La pierna ortopédica estaba causándole dolores constantes. Los últimos kilómetros conduciendo el ganado le habían resultado insoportables. No se lo había dicho a nadie. Y cuando Annie le hizo notar que se quitaba la pierna a menudo cuando estaban solas, Grace quitó importancia al asunto. Más duro había sido fingir delante de Terri Carlson. Terri observó que tenía el muñón muy hinchado y le dijo que necesitaba una prótesis nueva cuanto antes. El problema era que en el oeste no había nadie que hiciera esa clase de operación. El único sitio donde podían ponerle esa prótesis nueva era Nueva York.

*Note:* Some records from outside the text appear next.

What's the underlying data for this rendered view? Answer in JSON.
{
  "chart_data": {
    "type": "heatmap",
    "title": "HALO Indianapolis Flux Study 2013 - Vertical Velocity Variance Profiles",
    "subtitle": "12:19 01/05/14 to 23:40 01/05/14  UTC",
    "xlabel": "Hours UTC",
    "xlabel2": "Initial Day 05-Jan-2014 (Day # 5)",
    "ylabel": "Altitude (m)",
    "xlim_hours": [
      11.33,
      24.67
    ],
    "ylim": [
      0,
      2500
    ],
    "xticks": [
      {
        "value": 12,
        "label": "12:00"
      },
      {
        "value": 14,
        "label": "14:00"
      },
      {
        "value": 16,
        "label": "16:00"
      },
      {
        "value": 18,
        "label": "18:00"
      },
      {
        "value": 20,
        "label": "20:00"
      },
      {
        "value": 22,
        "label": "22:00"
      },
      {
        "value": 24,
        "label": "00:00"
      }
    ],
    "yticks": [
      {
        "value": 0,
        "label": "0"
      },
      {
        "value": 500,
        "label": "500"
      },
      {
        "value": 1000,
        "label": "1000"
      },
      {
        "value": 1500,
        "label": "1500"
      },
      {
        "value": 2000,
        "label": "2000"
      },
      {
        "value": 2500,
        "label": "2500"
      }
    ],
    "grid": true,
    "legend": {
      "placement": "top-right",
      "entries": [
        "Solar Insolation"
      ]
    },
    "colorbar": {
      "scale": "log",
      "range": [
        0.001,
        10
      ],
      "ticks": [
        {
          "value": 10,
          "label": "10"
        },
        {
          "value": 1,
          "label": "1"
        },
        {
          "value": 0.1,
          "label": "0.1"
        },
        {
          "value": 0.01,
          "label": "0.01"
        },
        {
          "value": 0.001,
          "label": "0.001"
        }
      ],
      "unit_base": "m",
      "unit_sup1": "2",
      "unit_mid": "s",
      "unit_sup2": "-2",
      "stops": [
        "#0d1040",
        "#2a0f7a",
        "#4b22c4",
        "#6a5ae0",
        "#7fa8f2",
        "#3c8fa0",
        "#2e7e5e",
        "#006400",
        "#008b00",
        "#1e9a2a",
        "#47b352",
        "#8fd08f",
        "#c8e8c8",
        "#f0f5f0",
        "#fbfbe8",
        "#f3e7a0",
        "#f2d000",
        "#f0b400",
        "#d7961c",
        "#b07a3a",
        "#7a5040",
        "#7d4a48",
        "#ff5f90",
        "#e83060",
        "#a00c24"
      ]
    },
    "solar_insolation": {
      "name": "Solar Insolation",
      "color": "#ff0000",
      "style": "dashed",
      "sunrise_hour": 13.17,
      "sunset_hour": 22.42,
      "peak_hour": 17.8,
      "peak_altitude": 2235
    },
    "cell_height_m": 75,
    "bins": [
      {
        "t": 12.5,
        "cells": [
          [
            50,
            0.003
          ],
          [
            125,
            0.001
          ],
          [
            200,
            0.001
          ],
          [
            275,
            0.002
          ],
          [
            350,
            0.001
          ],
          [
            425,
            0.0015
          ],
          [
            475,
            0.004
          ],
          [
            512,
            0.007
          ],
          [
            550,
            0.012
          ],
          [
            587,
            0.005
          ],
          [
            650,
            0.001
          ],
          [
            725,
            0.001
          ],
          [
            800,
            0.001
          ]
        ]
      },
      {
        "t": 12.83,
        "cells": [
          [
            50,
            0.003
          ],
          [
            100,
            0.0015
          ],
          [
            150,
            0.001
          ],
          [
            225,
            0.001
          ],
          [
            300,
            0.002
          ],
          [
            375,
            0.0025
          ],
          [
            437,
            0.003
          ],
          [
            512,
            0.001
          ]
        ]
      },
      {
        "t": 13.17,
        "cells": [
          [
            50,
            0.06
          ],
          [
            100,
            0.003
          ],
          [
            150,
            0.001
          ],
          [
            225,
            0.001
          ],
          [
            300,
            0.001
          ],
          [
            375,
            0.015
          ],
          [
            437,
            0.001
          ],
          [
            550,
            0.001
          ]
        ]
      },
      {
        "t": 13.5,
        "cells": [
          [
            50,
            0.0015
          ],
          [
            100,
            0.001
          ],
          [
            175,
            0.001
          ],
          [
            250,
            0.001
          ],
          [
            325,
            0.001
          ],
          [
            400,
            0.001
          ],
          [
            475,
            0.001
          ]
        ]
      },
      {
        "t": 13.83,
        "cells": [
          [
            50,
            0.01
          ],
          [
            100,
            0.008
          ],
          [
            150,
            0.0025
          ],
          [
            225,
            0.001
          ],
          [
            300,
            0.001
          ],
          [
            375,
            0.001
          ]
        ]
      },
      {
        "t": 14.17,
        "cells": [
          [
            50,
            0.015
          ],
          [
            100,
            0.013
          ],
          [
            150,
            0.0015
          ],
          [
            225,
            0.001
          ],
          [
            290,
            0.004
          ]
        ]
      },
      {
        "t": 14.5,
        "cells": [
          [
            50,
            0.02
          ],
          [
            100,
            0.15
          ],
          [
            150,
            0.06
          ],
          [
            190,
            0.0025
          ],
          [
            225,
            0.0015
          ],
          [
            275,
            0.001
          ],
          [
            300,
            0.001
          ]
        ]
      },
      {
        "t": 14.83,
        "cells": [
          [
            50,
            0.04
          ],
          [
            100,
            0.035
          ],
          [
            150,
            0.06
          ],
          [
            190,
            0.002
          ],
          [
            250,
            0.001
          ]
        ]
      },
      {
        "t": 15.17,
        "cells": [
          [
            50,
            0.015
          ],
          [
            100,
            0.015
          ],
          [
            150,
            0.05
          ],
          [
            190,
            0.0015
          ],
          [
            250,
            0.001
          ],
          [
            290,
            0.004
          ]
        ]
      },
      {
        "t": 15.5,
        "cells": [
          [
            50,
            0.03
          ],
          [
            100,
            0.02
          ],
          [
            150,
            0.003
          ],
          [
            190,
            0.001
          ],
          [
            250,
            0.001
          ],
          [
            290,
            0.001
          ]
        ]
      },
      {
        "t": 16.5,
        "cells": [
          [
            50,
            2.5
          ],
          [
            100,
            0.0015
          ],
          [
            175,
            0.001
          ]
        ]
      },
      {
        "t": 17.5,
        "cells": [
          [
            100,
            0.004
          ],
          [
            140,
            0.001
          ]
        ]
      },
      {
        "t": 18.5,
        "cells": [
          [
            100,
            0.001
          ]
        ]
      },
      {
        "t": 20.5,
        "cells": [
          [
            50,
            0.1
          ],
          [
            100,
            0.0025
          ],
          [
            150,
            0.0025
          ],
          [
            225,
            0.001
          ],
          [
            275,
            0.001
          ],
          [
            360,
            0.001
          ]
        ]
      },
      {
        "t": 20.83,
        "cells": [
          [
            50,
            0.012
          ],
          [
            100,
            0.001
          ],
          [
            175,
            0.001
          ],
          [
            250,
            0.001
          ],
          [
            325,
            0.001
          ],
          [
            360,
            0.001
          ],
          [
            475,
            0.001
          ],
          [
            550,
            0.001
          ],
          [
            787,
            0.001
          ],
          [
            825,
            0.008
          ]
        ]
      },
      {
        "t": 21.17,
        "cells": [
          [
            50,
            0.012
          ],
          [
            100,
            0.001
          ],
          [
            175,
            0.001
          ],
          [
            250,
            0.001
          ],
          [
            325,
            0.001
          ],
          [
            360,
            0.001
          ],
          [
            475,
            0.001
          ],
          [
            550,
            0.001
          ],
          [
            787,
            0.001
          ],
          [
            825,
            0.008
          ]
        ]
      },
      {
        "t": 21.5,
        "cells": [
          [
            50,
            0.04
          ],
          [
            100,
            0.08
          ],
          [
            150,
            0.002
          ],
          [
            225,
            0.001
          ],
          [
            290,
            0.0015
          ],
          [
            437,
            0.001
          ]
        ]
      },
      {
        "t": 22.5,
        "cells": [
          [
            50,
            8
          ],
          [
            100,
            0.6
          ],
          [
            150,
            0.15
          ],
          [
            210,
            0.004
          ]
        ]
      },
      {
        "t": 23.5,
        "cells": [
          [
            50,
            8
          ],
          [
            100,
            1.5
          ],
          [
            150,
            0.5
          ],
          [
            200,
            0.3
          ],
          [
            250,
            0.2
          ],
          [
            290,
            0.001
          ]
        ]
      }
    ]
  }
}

Grace estaba decidida a aguantar. Sólo sería una semana, dos a lo sumo. Tendría que confiar en que el dolor no la distrajera demasiado ni mermara sus facultades cuando llegase el momento.

Atardecía cuando dejaron la carretera 15 y tomaron hacia el oeste. Ante ellos el Rocky Front aparecía poblado de masas de cúmulos que parecían querer alcanzarlos desde el cielo encapotado.

Pasaron por Choteau para que Grace pudiera mostrarle a Robert la casucha donde habían vivido al principio y el dinosaurio que vigilaba el museo. Ahora ya no le parecía tan grande ni malvado como cuando llegaron. Últimamente Grace casi esperaba que le guiñara un ojo.

Para cuando llegaron a la salida de la 89, el cielo estaba totalmente cubierto por una cúpula de nubarrones a través de la cual el sol encontraba difícil acceso. Mientras recorrían la recta carretera de grava hacia el Double Divide, se hizo el silencio y Grace empezó a ponerse nerviosa. Tenía una gran necesidad de que a su padre le impresionara el sitio. Annie sentía tal vez lo mismo, puesto que al ganar la loma y ver el rancho allá abajo, detuvo el coche para que Robert pudiera gozar de la vista.

La nube de polvo que habían levantado a su paso los adelantó y se alejó lentamente, dispersando motas doradas en un leve estallido de sol. Unos caballos que pastaban junto a los álamos que bordeaban el recodo más próximo del arroyo levantaron la cabeza para mirar.

—Caramba —dijo Robert—, ahora entiendo por qué no queréis volver a casa.